I’m a little confused about the current discourse around person-centred care. I agree it seems inappropriate to call people ‘patients’ – some feel it objectifies people as dependent, helpless, passive and devoid of their personhood; a relic of the old days of medical paternalism. It no longer reflects today’s reality where people are capable of sharing decisions and being the active agent in their healthcare.
Taking it further, I’m less happy that some now regard ‘patients’ as consumers or customers – it doesn’t reflect the deeper, complex reality of healthcare and is usually used by people who are far removed from direct contact with ‘service users’.
I’m a strong advocate of person-centred care but am worried that some may put undue focus on the individual. It may imply that the person is at the centre with professionals and services orbiting around their needs and wants. This is not bad, but undermines the fact that, in the healing context, healthcare takes place within relationships. The term ‘person-centredness’ diverts us from the needs and wants of the other side of that relationship: the healthcare professional. Doctors and nurses are people too.
There’s been a long-running debate as to who is the most important person in the consulting room or operating theatre. Most would initially say ‘the patient, of course’. The counter argument would then say ‘but if the needs of the doctor are not met, then the patient could suffer’. The point is, both are equally important and share an interest in each other’s wellbeing. Person-centredness risks ignoring this reciprocal relationship and its therapeutic potential.
Many years ago, working as a hospital medical registrar, I was woken at 3am by a call from a GP. I’d been working flat-out since the previous morning and had just got to sleep. The GP was sending someone who was seriously ill with a heart attack, who he feared might die en route. I knew I wasn’t going to get any more sleep and genuinely hoped, for my sake, that he would die in the ambulance.
I then started crying. It was the realisation that I had reached a point where, albeit temporarily, I had been drained of all empathy and compassion. Self interest and preservation had taken over and I was meeting a part of myself that had become detached from my humanity. I didn’t like it and felt heartless, ashamed and angry. This was not what I had gone to medical school to become. It was time for a break.
Sometime later I was travelling in Kathmandu with my now wife. With a Western doctor who was doing ‘home visits’ to local Buddhist monasteries, we visited a very large and venerable Rinpoche, a high Lama. He sat in his maroon and saffron robes, cross-legged up on his raised dais in a dark monastery, lit by flickering butter lamps. We were allowed to ask the Lama a question. It felt surreal, like a moment from a 1970s kung fu TV series.
I couldn’t resist. If anybody knew about compassion it was a high ranking Tibetan Lama. Through a translator, I asked him, ‘how, when I’m tired, overwhelmed and frightened, working flat out in a relentless NHS hospital, can I practise compassion?’
There followed a long silence. He closed his eyes, swayed his body and murmured deeply to himself. I had an idea he would tell me the importance of self care and meditation; to learn to regard my patients as if they were my own family; that compassion is something you have to practice. It seemed to take ages before he spoke. I felt stupid asking that question. How could he possibly know what it was like to work in a Western hospital?
Finally the answer came, just two words: ‘You can’t’.
It was a powerful moment. Firstly, it was a reminder that not only do Buddhist Lamas know a thing or two about compassion, they also know about wisdom. It was also a profound absolution.

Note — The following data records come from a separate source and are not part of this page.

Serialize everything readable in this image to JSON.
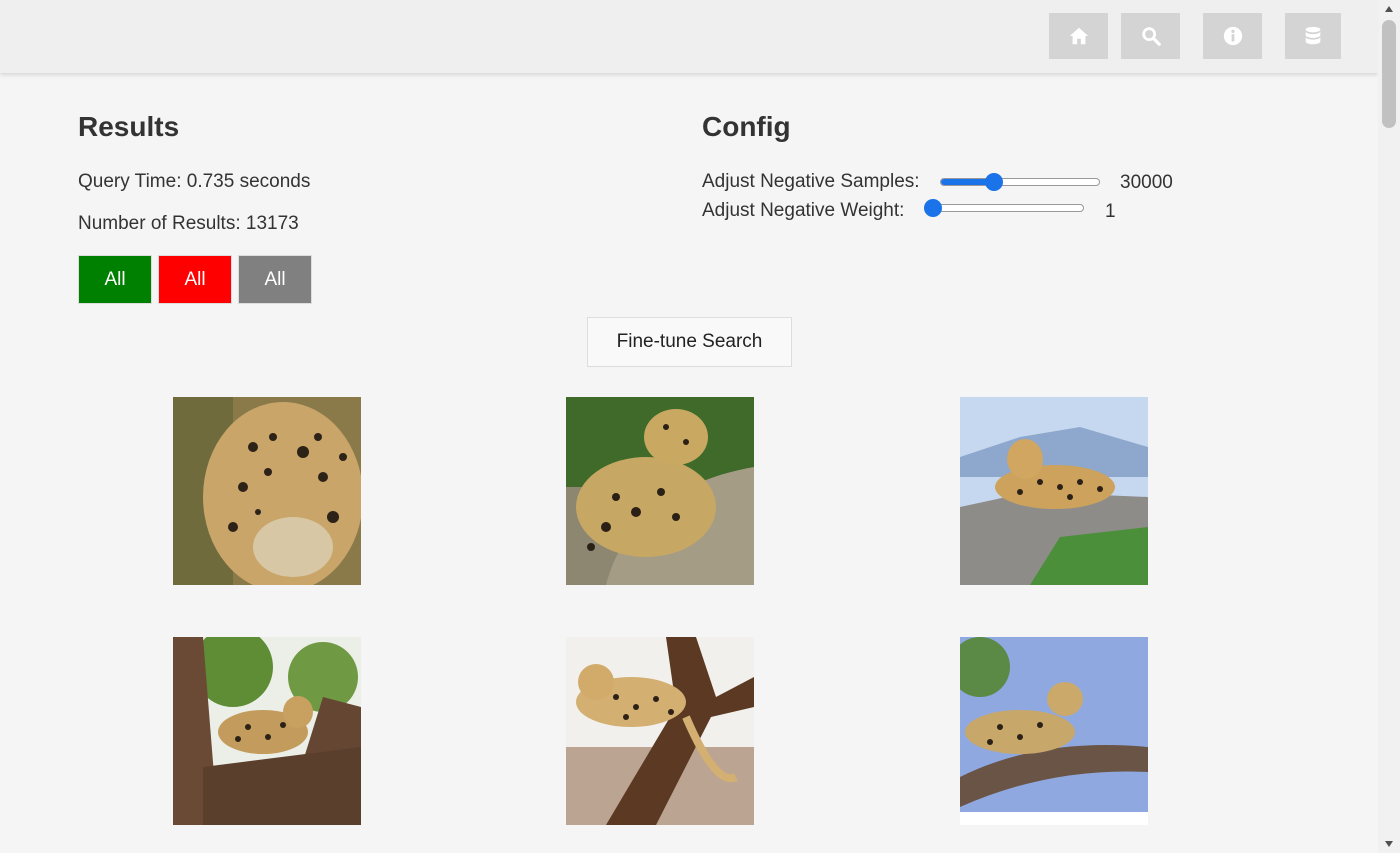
{
  "nav": {
    "items": [
      {
        "icon": "home-icon"
      },
      {
        "icon": "search-icon"
      },
      {
        "icon": "info-icon"
      },
      {
        "icon": "database-icon"
      }
    ]
  },
  "results": {
    "title": "Results",
    "query_time": "Query Time: 0.735 seconds",
    "num_results": "Number of Results: 13173",
    "filters": [
      {
        "label": "All",
        "color": "#008000"
      },
      {
        "label": "All",
        "color": "#ff0000"
      },
      {
        "label": "All",
        "color": "#808080"
      }
    ]
  },
  "config": {
    "title": "Config",
    "samples_label": "Adjust Negative Samples:",
    "samples_value": "30000",
    "samples_fraction": 0.32,
    "weight_label": "Adjust Negative Weight:",
    "weight_value": "1",
    "weight_fraction": 0.0
  },
  "finetune_label": "Fine-tune Search",
  "images": [
    {
      "alt": "leopard crouching in grass"
    },
    {
      "alt": "leopard resting on log"
    },
    {
      "alt": "leopard lying on rock"
    },
    {
      "alt": "leopard in tree"
    },
    {
      "alt": "leopard on branch"
    },
    {
      "alt": "leopard on branch stock photo"
    }
  ],
  "colors": {
    "accent": "#1a73e8",
    "background": "#f5f5f5"
  }
}
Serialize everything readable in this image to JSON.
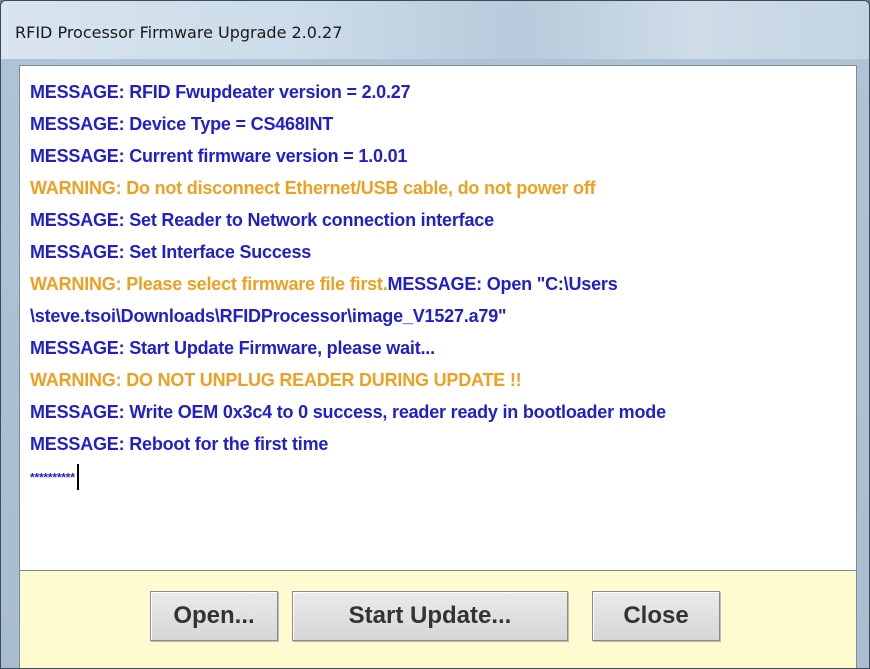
{
  "window": {
    "title": "RFID Processor Firmware Upgrade 2.0.27"
  },
  "log": {
    "lines": [
      {
        "type": "message",
        "text": "MESSAGE: RFID Fwupdeater version = 2.0.27"
      },
      {
        "type": "message",
        "text": "MESSAGE: Device Type = CS468INT"
      },
      {
        "type": "message",
        "text": "MESSAGE: Current firmware version = 1.0.01"
      },
      {
        "type": "warning",
        "text": "WARNING: Do not disconnect Ethernet/USB cable, do not power off"
      },
      {
        "type": "message",
        "text": "MESSAGE: Set Reader to Network connection interface"
      },
      {
        "type": "message",
        "text": "MESSAGE: Set Interface Success"
      },
      {
        "type": "mixed",
        "warning": "WARNING: Please select firmware file first.",
        "message": "MESSAGE: Open \"C:\\Users"
      },
      {
        "type": "message",
        "text": "\\steve.tsoi\\Downloads\\RFIDProcessor\\image_V1527.a79\""
      },
      {
        "type": "message",
        "text": "MESSAGE: Start Update Firmware, please wait..."
      },
      {
        "type": "warning",
        "text": "WARNING: DO NOT UNPLUG READER DURING UPDATE !!"
      },
      {
        "type": "message",
        "text": "MESSAGE: Write OEM 0x3c4 to 0 success, reader ready in bootloader mode"
      },
      {
        "type": "message",
        "text": "MESSAGE: Reboot for the first time"
      },
      {
        "type": "progress",
        "text": "**********"
      }
    ]
  },
  "buttons": {
    "open_label": "Open...",
    "start_update_label": "Start Update...",
    "close_label": "Close"
  },
  "colors": {
    "message": "#1f1fcf",
    "warning": "#f0a020",
    "button_panel": "#fffbd0"
  }
}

I was not heartless – compassion had been drained from me by the inhumanity of the conditions I was working under. It’s hard to feel sorry for someone else if you pity yourself more.

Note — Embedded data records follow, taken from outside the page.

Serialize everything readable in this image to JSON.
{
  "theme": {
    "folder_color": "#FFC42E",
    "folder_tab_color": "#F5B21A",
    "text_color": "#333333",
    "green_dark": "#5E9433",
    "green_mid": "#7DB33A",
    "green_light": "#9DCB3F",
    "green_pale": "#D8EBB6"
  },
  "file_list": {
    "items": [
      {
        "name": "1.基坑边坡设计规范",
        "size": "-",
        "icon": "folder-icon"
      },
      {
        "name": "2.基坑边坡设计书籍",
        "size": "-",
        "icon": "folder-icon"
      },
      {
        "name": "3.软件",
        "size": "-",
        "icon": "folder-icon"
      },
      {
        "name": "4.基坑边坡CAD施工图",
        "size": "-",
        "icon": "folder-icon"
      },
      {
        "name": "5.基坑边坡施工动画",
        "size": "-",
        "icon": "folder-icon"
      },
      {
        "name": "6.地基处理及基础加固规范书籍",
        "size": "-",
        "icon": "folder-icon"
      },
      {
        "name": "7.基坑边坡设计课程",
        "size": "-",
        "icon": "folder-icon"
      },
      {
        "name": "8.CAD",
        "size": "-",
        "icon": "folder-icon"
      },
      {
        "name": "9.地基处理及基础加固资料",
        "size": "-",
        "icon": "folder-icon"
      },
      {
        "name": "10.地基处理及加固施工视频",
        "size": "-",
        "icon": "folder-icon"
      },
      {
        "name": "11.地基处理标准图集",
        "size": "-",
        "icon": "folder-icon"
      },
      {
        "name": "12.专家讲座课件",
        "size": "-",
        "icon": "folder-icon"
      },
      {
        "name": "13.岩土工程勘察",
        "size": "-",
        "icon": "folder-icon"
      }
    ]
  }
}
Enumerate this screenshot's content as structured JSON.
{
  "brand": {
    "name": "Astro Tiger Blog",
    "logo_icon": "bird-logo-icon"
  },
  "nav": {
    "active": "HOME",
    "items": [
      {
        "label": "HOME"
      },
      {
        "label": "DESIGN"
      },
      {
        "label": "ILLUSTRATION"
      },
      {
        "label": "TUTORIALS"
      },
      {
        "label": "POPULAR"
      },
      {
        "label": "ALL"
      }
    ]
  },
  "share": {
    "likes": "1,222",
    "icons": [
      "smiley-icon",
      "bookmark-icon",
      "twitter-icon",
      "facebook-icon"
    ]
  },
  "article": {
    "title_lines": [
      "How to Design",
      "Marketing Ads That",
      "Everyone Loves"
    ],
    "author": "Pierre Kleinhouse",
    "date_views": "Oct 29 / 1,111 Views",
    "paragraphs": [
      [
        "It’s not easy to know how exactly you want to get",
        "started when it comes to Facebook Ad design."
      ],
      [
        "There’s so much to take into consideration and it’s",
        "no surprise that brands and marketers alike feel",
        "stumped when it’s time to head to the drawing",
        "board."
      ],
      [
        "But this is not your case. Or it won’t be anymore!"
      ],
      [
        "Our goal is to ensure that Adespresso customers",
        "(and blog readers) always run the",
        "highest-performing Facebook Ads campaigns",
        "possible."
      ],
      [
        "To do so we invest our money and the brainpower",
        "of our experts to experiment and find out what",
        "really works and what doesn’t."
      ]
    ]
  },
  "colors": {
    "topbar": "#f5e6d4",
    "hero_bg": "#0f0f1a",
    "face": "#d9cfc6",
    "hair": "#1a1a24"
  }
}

While self care and professionalism are important, they are not sufficient. Compassion and medical altruism cannot happen if the conditions and culture we work in undermine our humanity. A Tibetan monk, in a monastery in Kathmandu over twenty years ago, already knew what the events in Mid Staffordshire and the resulting Francis inquiry would discover, years later.

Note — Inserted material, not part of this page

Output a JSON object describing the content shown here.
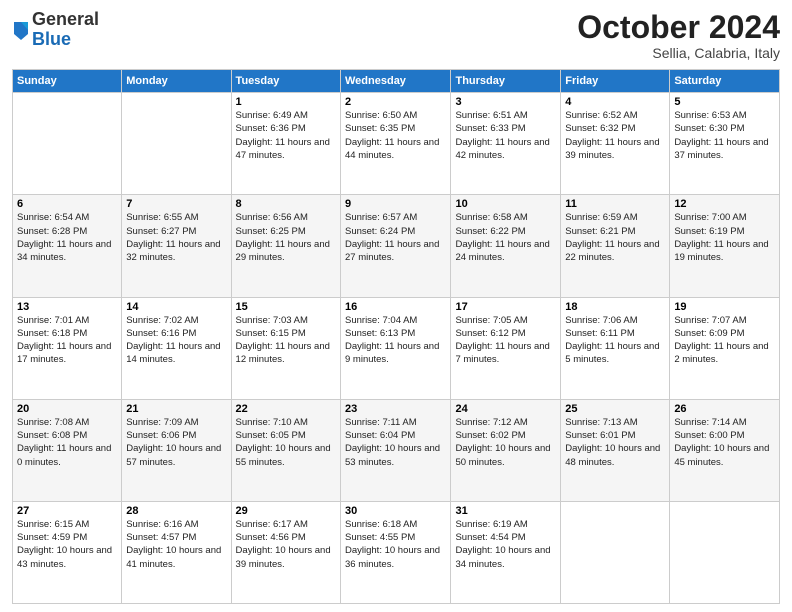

So, dare I suggest, we need to enrich the conversation about person-centred care. A focus on the ‘service user’ may lead some to neglect the frailties, vulnerabilities and humanity of the people looking after them. People, both ‘patients’ and their healthcare professionals, need one another. We have to place this relationship at the centre of healthcare and build a system around it for it to flourish.
Most health policies and strategies are not assessed for their impact on the therapeutic relationship. It’s a shame, as I’d wager that anything that seeks to replace, distance or inadvertently undermine that relationship, will ultimately be a costly fail.